A landmark publication featuring 60 career-spanning photographs by Ellsworth Kelly, one of the most revered artists of the past 100 years
Marking the first museum exhibition devoted solely to the photographs of Ellsworth Kelly, this beautifully designed volume features each photograph in the Santa Barbara Museum of Art’s illuminating presentation of this lesser-known aspect of Kelly’s art. From the late 1940s on, Kelly created an era-defining body of abstract art based on many kinds of visual phenomena he perceived around him. Largely made for himself, Kelly’s photographs record these discoveries in tightly-composed images of nature and architecture that often reverberate with striking sunlight and shadow.
Similar as they may appear, Kelly did not base his paintings, sculpture and works on paper on his photographs.

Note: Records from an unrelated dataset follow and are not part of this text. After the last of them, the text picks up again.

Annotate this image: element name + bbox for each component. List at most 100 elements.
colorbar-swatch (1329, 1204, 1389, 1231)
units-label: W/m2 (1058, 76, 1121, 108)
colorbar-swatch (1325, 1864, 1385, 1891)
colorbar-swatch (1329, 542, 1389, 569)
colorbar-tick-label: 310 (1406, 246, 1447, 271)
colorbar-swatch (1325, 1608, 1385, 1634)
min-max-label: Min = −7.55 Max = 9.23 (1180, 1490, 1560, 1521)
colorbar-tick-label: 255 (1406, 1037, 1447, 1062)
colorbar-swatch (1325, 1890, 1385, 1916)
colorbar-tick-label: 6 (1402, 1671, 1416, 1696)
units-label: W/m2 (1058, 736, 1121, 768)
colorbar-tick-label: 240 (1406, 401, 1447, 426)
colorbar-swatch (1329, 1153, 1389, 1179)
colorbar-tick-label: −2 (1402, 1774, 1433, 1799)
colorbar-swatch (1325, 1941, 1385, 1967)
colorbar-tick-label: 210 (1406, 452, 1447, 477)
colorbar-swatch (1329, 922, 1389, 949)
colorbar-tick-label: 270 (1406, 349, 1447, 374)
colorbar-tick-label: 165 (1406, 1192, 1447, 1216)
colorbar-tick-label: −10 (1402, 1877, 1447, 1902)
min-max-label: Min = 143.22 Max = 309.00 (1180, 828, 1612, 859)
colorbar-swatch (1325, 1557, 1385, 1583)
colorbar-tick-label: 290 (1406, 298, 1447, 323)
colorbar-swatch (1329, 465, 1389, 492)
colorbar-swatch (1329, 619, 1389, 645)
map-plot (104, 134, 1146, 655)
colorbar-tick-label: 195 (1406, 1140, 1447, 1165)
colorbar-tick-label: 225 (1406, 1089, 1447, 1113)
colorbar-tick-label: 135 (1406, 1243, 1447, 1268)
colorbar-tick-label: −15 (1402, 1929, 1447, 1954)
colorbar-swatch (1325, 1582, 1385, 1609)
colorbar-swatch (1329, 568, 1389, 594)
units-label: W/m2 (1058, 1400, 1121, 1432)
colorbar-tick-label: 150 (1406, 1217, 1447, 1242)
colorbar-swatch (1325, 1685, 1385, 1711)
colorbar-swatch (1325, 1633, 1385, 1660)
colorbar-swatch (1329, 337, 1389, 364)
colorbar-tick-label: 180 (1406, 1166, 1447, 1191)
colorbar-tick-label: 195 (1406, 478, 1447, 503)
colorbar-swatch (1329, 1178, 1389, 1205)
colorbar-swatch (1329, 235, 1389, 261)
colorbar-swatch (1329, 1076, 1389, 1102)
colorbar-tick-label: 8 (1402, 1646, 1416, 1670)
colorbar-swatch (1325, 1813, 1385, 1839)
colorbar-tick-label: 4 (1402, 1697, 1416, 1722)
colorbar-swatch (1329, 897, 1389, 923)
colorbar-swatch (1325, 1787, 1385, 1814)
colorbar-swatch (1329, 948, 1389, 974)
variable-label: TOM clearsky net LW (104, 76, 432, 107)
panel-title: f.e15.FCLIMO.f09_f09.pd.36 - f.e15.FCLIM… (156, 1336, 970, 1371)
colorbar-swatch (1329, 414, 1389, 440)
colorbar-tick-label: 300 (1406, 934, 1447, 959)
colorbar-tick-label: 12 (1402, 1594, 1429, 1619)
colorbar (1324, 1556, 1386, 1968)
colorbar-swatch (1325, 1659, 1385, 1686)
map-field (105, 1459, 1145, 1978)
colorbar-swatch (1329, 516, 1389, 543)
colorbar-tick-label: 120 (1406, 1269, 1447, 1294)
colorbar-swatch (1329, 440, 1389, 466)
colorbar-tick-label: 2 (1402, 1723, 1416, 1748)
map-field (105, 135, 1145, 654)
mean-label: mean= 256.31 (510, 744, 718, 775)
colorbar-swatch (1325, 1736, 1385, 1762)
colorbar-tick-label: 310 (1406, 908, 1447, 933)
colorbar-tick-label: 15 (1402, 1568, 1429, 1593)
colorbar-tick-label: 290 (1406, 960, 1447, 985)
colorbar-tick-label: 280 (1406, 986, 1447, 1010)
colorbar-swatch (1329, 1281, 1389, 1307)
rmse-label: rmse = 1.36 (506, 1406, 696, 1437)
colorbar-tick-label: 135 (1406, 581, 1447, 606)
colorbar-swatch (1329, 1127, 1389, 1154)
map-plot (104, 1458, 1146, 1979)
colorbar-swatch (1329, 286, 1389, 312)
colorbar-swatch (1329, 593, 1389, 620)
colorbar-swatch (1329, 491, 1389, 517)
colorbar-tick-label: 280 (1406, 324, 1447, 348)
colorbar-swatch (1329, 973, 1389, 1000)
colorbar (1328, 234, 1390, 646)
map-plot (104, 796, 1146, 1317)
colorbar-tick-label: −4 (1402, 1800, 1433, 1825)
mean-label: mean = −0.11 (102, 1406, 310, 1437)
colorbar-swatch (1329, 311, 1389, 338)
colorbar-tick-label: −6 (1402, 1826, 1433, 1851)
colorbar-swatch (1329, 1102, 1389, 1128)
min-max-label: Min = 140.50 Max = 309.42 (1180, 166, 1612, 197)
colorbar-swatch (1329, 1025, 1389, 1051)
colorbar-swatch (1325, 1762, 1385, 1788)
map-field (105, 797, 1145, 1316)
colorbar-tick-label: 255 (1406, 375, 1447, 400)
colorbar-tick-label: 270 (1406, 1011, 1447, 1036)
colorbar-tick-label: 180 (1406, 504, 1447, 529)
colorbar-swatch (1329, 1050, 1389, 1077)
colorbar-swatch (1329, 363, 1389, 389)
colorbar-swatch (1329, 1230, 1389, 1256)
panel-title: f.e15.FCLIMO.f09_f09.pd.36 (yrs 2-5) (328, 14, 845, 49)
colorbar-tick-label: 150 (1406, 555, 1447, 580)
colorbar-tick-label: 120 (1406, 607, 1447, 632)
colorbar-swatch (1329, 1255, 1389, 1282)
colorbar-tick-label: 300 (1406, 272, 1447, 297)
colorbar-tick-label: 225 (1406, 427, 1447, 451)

The camera for Kelly was yet one more artistic tool he used to brilliantly transcribe his lived surroundings into an art that, however abstract, always resonated with his subjective experiences of actual, everyday worlds.
Kelly’s rich sensory fascination with such worlds, from shadows on a beachside staircase to the curve of a snowy hillside, courses throughout this handsome book. To those familiar with or new to the artist, these photographs offer a vividly direct chance to see Ellsworth Kelly’s eye and mind at work unlike any other genre in which this groundbreaking artist ever worked.
Born in Newburgh, New York, Ellsworth Kelly (1923–2015) served in France in World War II’s Ghost Army, graduated from the School of the Museum of Fine Arts Boston and returned to France from 1948–54. Over the next seven decades, back in New York City and then upstate, Kelly produced an uncompromising body of art that set new standards for the possibilities of abstract art in the 20th century. His work has been the subject of numerous retrospectives the world over and is represented in virtually every major national and international museum.